Friday: 26 October 2007 @ 08:31:42
bev - email - url
Yes, we’re boiling frogs that no longer have to worry about their pond freezing. It is depressing. Having just returned from a month of wandering through places where it seems that literally thousands of people are touring around in motor homes the size of large buses, or fifth wheel trailers pulled by huge pick-up trucks or even larger transport trucks, I feel very discouraged about human commitment to the environment. As it was, I felt guilty enough tripping around in a compact car while tent-camping with my friend. Definitely couldn’t live with myself if I were burning through gas at a gallon every few miles. One would hardly guess that oil hit $92 a barrel today, would they?
The ocean data is pretty scary – should be scaring the hell out of everyone. However, I guess it’s difficult to penetrate the fog created by the latest gab on Britney and Paris.
Friday: 26 October 2007 @ 11:43:04
Wren - email - url
And some folks are concerned about Second Life because it separates people from reality.
Friday: 26 October 2007 @ 18:40:12
Wayne - email - url
Mark - it’s very depressing. I can understand the enormous difficulties faced by countries with huge populations and only recently emerging ability to attempt improvement. But it’s shocking and shameful to realize how far the United States, with its enormous command of resources, has fallen. I suppose it’s really only Europe that has any comparable capability and the comparison of productive effort between the US and Europe is what puts us to shame.
Bev - I hardly missed a beat when I heard oil prices go above $90 a barrel, until I thought about it a bit. And then I recalled just a couple of years ago being shocked at the increase above half that, and the sneers that came from those in response to fears that it might go above $100 a barrel in the near future. Well, that’s what’s happening.
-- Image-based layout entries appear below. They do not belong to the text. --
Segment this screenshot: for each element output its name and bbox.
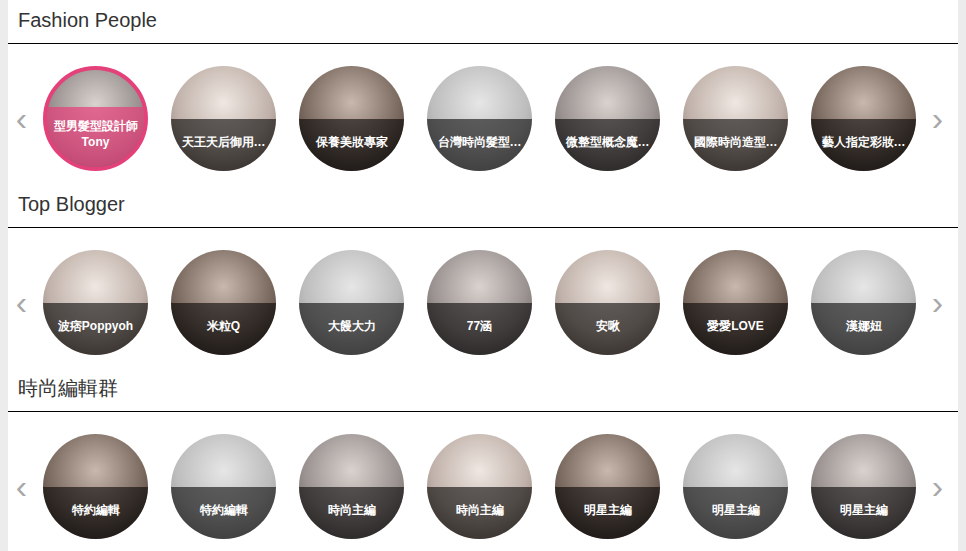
person-label: 米粒Q [207,318,240,334]
person-card[interactable]: 明星主編 [555,434,660,539]
person-label: 時尚主編 [456,502,504,518]
next-arrow-icon[interactable]: › [924,434,951,539]
label-overlay: 波痞Poppyoh [43,303,148,356]
section-title: 時尚編輯群 [8,368,958,412]
person-label: 台灣時尚髮型… [438,134,522,150]
next-arrow-icon[interactable]: › [924,250,951,355]
prev-arrow-icon[interactable]: ‹ [8,250,35,355]
person-label: 大饅大力 [328,318,376,334]
person-card[interactable]: 藝人指定彩妝… [811,66,916,171]
person-label: 國際時尚造型… [694,134,778,150]
person-card[interactable]: 特約編輯 [171,434,276,539]
label-overlay: 特約編輯 [171,487,276,540]
label-overlay: 明星主編 [555,487,660,540]
person-card[interactable]: 特約編輯 [43,434,148,539]
person-card[interactable]: 大饅大力 [299,250,404,355]
person-label: 型男髮型設計師 Tony [51,118,140,150]
label-overlay: 型男髮型設計師 Tony [47,107,144,167]
prev-arrow-icon[interactable]: ‹ [8,434,35,539]
label-overlay: 微整型概念魔… [555,119,660,172]
person-card[interactable]: 型男髮型設計師 Tony [43,66,148,171]
people-list: 型男髮型設計師 Tony 天王天后御用… 保養美妝專家 台灣時尚髮型… 微整型概念魔… 國… [43,66,916,171]
label-overlay: 藝人指定彩妝… [811,119,916,172]
label-overlay: 77涵 [427,303,532,356]
label-overlay: 明星主編 [811,487,916,540]
label-overlay: 特約編輯 [43,487,148,540]
person-card[interactable]: 愛愛LOVE [683,250,788,355]
person-label: 特約編輯 [200,502,248,518]
label-overlay: 天王天后御用… [171,119,276,172]
person-label: 明星主編 [840,502,888,518]
section-title: Top Blogger [8,184,958,228]
label-overlay: 漢娜妞 [811,303,916,356]
label-overlay: 國際時尚造型… [683,119,788,172]
label-overlay: 明星主編 [683,487,788,540]
label-overlay: 保養美妝專家 [299,119,404,172]
person-label: 波痞Poppyoh [58,318,133,334]
person-label: 漢娜妞 [846,318,882,334]
person-card[interactable]: 安啾 [555,250,660,355]
section: Top Blogger ‹ 波痞Poppyoh 米粒Q 大饅大力 77涵 安啾 愛愛LOVE 漢… [8,184,958,368]
person-label: 微整型概念魔… [566,134,650,150]
person-card[interactable]: 國際時尚造型… [683,66,788,171]
people-list: 波痞Poppyoh 米粒Q 大饅大力 77涵 安啾 愛愛LOVE 漢娜妞 [43,250,916,355]
person-label: 藝人指定彩妝… [822,134,906,150]
label-overlay: 時尚主編 [427,487,532,540]
person-card[interactable]: 保養美妝專家 [299,66,404,171]
label-overlay: 安啾 [555,303,660,356]
person-card[interactable]: 漢娜妞 [811,250,916,355]
person-card[interactable]: 微整型概念魔… [555,66,660,171]
label-overlay: 愛愛LOVE [683,303,788,356]
person-card[interactable]: 77涵 [427,250,532,355]
next-arrow-icon[interactable]: › [924,66,951,171]
section: 時尚編輯群 ‹ 特約編輯 特約編輯 時尚主編 時尚主編 明星主編 明星主編 明星主編 › [8,368,958,551]
label-overlay: 時尚主編 [299,487,404,540]
carousel: ‹ 特約編輯 特約編輯 時尚主編 時尚主編 明星主編 明星主編 明星主編 › [8,412,958,539]
person-card[interactable]: 米粒Q [171,250,276,355]
person-label: 天王天后御用… [182,134,266,150]
person-card[interactable]: 時尚主編 [299,434,404,539]
person-label: 保養美妝專家 [316,134,388,150]
carousel: ‹ 型男髮型設計師 Tony 天王天后御用… 保養美妝專家 台灣時尚髮型… 微整型概念魔…… [8,44,958,171]
person-label: 時尚主編 [328,502,376,518]
person-card[interactable]: 時尚主編 [427,434,532,539]
person-label: 明星主編 [584,502,632,518]
person-label: 安啾 [596,318,620,334]
section-title: Fashion People [8,0,958,44]
person-card[interactable]: 明星主編 [811,434,916,539]
label-overlay: 大饅大力 [299,303,404,356]
person-card[interactable]: 波痞Poppyoh [43,250,148,355]
person-card[interactable]: 台灣時尚髮型… [427,66,532,171]
page: Fashion People ‹ 型男髮型設計師 Tony 天王天后御用… 保養美妝專家… [8,0,958,551]
person-card[interactable]: 明星主編 [683,434,788,539]
label-overlay: 台灣時尚髮型… [427,119,532,172]
people-list: 特約編輯 特約編輯 時尚主編 時尚主編 明星主編 明星主編 明星主編 [43,434,916,539]
section: Fashion People ‹ 型男髮型設計師 Tony 天王天后御用… 保養美妝專家… [8,0,958,184]
person-card[interactable]: 天王天后御用… [171,66,276,171]
person-label: 特約編輯 [72,502,120,518]
carousel: ‹ 波痞Poppyoh 米粒Q 大饅大力 77涵 安啾 愛愛LOVE 漢娜妞 › [8,228,958,355]
person-label: 愛愛LOVE [707,318,764,334]
person-label: 77涵 [467,318,492,334]
person-label: 明星主編 [712,502,760,518]
prev-arrow-icon[interactable]: ‹ [8,66,35,171]
label-overlay: 米粒Q [171,303,276,356]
I do think we have to look to personal choice and preference as the key to solving these problems. But they’re also a barometer for how seriously these problems are seen. As you say, as a barometer, those personal choices seem to be telling us that all too many aren’t taking these problems seriously. All that is viewing the problems through a lens looking mainly at the United States (especially), and I suppose there would be those who would cry “unfair”. I just got through looking at the GEO-4 report and it’s hard to accept the unfairness objections when the US with its less than 5% of the human population is at the top of every measurement of resource usage and at the bottom of every measurement of mitigation effort.
Wren - it’s for sure that there’s some operation of a point of view there that I don’t get at all! When the Bush Administration now admits that there’s a climate crisis and *still* refuses to respond, you have to wonder.